Other lasting elements of Archbishop Young’s episcopate include the organisation he founded as the Catholic Family Welfare and Marriage Guidance Bureau, now CatholicCare Tasmania, and the Willson Training Centre for assisting the unemployed. Yet while supporting a robustly Catholic public identity, Archbishop Young also fostered ecumenical initiatives and embraced cultural diversity in a changing Australia. “Don’t think of abstractions when you’re thinking about human beings,” he once said. “Don’t think in terms of humanity, but think of Tom and Mary and Michael and John and Joan.” In recognition of his service to the Church and wider community Archbishop Young received a knighthood in 1979.
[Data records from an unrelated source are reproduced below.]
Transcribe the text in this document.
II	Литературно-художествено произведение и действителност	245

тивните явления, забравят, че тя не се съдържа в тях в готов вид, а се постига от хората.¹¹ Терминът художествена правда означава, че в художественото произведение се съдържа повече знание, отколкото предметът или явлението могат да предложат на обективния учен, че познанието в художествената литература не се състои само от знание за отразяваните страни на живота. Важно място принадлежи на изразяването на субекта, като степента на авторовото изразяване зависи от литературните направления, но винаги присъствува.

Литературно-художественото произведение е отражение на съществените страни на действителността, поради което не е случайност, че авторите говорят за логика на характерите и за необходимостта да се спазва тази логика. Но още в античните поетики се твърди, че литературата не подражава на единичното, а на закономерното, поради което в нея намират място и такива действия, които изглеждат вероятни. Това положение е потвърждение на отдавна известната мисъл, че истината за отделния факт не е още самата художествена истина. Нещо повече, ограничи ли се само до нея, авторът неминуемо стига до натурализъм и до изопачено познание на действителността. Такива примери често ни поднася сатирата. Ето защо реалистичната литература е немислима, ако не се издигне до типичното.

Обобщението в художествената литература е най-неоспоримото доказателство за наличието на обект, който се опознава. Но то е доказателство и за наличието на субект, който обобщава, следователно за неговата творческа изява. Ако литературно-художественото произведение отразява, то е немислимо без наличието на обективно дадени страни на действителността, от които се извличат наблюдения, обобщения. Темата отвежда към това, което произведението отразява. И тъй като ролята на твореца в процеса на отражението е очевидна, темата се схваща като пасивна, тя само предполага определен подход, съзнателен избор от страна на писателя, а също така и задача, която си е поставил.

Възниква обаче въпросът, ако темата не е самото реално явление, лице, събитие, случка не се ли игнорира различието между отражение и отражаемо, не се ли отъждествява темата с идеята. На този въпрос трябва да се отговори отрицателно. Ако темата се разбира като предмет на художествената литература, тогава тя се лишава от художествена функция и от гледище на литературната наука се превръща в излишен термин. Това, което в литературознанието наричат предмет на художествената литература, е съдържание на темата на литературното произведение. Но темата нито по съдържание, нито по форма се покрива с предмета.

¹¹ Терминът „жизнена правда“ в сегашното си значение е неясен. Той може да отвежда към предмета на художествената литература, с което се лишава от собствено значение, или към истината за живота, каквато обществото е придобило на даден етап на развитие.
The Crest of Archbishop Guilford Young

Offering tribute to Archbishop Young for “the contribution that he has made, over many, many years, not only to the Church of this island, but to the Universal Church”, Cardinal Basil Hume of England’s Westminster Cathedral drew particular attention to “his very important role that he has played in the forming of the Liturgy”. Before, during, and after the Second Vatican Council, Archbishop Young was a leading figure in the revitalisation of the Church’s liturgies, most especially the Mass. One of the Council Fathers, Archbishop Young addressed his fellow bishops on the matter of liturgical renewal and was a leading Australian implementer of the Council’s Degree on Liturgy. “The Church will become incarnate in the various cultures of the world,” he wrote to the people of Tasmania from Rome. Archbishop Young served as a member of the Sacred Congregation for Divine Worship, Vice-President of the International Commission for English in the Liturgy, host of an International Liturgy Conference in Hobart, Editorial Board Member and as occasional contributor to the journal Concilium.